# Kotlin: Tips Dataset

(short intro about the dataset)

For this example, we will import the following packages

In [2]:
%use multik
%use dataframe
%use lets-plot

Let's load the "Tips" dataset, and show it's first 5 rows:

In [3]:
val tips = DataFrame.readCSV("../resources/example-datasets/datasets/tips.csv")
tips.head()

During the loading of the dataset, some values could have been mapped to a wrong datatype (e.g. `Date` can be loaded as `String` if not well formatted). 

With the `schema()` method it's possible to see how values have been parsed.

In [6]:
tips.schema()

total_bill: Double
tip: Double
smoker: Boolean
day: String
time: String
size: Int

And we can compute some basic statistics thanks to the `describe()` method

In [7]:
tips.describe()

AS we can see that we have some *categorical* data, as `day` and `time`, with respectively 4 and 2 values, and some other numerical data like the `total_bill` or the `tip` amount.

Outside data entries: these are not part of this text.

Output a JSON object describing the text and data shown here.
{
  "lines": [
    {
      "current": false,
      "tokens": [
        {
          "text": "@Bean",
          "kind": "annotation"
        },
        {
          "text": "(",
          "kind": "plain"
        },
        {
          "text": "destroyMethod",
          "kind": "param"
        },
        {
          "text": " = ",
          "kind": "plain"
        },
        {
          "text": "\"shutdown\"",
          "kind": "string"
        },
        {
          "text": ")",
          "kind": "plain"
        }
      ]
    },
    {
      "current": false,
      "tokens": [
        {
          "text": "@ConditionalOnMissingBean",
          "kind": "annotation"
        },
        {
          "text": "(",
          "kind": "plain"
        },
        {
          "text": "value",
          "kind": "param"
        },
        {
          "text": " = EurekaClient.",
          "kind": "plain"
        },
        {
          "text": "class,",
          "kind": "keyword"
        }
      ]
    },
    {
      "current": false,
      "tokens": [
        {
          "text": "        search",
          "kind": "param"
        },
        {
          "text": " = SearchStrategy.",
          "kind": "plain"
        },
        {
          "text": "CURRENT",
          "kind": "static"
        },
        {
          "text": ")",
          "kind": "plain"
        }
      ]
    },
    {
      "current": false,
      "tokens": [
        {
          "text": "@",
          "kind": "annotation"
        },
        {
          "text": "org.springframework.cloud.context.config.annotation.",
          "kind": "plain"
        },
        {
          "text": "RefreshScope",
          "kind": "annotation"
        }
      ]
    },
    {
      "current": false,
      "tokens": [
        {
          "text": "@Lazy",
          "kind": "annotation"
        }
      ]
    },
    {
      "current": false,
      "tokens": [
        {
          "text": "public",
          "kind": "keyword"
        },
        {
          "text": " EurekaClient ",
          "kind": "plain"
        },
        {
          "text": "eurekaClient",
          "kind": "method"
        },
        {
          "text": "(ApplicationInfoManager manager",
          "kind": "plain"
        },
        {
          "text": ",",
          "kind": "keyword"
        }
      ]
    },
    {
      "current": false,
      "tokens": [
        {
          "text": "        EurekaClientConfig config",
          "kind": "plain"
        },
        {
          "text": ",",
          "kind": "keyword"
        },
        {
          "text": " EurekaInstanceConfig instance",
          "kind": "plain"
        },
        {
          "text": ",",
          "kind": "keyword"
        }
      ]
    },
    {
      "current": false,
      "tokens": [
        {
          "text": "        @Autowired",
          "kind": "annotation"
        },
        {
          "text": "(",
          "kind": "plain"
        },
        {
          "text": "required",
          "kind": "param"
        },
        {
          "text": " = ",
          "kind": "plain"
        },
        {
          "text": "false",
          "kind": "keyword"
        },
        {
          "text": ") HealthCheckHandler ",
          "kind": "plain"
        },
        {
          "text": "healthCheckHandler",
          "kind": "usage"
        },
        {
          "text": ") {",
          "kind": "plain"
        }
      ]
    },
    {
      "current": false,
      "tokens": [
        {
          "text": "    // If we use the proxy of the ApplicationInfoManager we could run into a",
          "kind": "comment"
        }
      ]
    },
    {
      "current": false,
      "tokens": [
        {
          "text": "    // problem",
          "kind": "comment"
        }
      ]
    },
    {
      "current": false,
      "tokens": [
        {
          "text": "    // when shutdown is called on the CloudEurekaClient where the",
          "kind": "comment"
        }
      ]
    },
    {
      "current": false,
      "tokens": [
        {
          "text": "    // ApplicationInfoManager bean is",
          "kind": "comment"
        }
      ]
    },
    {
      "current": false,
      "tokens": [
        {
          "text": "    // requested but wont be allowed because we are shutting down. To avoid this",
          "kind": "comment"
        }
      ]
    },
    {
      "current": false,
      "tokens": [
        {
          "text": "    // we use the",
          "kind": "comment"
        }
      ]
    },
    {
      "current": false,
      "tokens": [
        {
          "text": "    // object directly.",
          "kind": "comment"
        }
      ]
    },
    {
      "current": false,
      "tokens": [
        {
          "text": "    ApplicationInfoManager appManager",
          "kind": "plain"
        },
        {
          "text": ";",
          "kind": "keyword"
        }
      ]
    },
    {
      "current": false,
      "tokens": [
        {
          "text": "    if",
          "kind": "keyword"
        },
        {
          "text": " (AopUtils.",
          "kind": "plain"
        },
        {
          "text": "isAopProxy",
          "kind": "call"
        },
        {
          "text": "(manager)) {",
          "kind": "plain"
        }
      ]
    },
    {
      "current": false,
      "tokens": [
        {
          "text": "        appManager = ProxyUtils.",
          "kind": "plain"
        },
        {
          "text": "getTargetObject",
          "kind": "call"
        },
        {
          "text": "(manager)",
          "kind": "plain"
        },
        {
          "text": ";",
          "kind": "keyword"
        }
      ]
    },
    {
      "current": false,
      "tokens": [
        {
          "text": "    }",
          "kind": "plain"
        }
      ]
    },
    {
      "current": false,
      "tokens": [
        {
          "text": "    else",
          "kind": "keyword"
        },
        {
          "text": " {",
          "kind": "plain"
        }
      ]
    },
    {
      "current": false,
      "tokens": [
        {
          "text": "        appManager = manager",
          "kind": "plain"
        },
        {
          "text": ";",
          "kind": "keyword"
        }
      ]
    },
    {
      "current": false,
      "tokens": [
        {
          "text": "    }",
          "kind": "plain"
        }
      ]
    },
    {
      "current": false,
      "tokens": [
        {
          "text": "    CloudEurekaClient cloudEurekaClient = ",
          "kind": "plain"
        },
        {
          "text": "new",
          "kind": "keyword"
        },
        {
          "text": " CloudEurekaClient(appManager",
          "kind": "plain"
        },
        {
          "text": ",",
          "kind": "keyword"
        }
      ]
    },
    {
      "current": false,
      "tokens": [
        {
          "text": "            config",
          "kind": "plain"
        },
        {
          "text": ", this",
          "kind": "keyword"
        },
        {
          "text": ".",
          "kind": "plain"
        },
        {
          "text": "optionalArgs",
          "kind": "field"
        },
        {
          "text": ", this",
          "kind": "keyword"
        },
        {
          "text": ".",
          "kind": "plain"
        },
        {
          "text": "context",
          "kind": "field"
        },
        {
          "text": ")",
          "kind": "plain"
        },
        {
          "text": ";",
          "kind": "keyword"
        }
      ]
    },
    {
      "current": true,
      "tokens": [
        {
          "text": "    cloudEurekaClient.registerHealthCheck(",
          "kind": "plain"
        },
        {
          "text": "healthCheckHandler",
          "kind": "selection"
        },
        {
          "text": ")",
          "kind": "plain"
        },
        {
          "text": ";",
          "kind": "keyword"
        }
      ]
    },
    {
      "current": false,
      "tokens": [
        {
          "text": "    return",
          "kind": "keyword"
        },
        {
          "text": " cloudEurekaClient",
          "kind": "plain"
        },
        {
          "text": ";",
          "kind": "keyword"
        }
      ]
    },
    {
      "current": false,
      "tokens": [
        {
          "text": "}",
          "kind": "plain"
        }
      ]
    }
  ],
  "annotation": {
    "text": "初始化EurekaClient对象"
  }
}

Let's compute some more domain specific statistics.

1. Percentage of smokers

In [12]:
tips["smoker"].valueCounts()
    .convert { count }.with { it.toDouble() / tips.rowsCount() }

2. All the data about the most expensive `total_bill`

In [152]:
tips.sortByDesc { total_bill }.head(1)

3. Get the highest bill per person (`size`) in a table 

In [15]:
tips.map { total_bill / size }.max()

20.275

4. Group `total_bill` in 10 equally spaced ranges, counting the number of bills in that range (like `pandas.cut()`) 

In [245]:
val maxTip = tips.max { total_bill }.toInt()

val billRanges = tips.groupBy { total_bill.map { it.toInt() / (maxTip / 10) } }
    .count()
    .sortBy { total_bill }
    .convert { total_bill }.with { "(${it * (maxTip / 10)}, ${(it * (maxTip/10) + (maxTip / 10))}]" }

billRanges

We can graph those ranges:

In [333]:
ggplot(billRanges.toMap()) +
    geomHistogram(stat = Stat.identity, color = "dark-green", alpha=0.3, showLegend = false) { 
        x="total_bill"; y = "count" ; fill="count" } +
    scaleFillHue() +
    xlab("Total Bill") +
    ggtitle("Total Bills Distribution")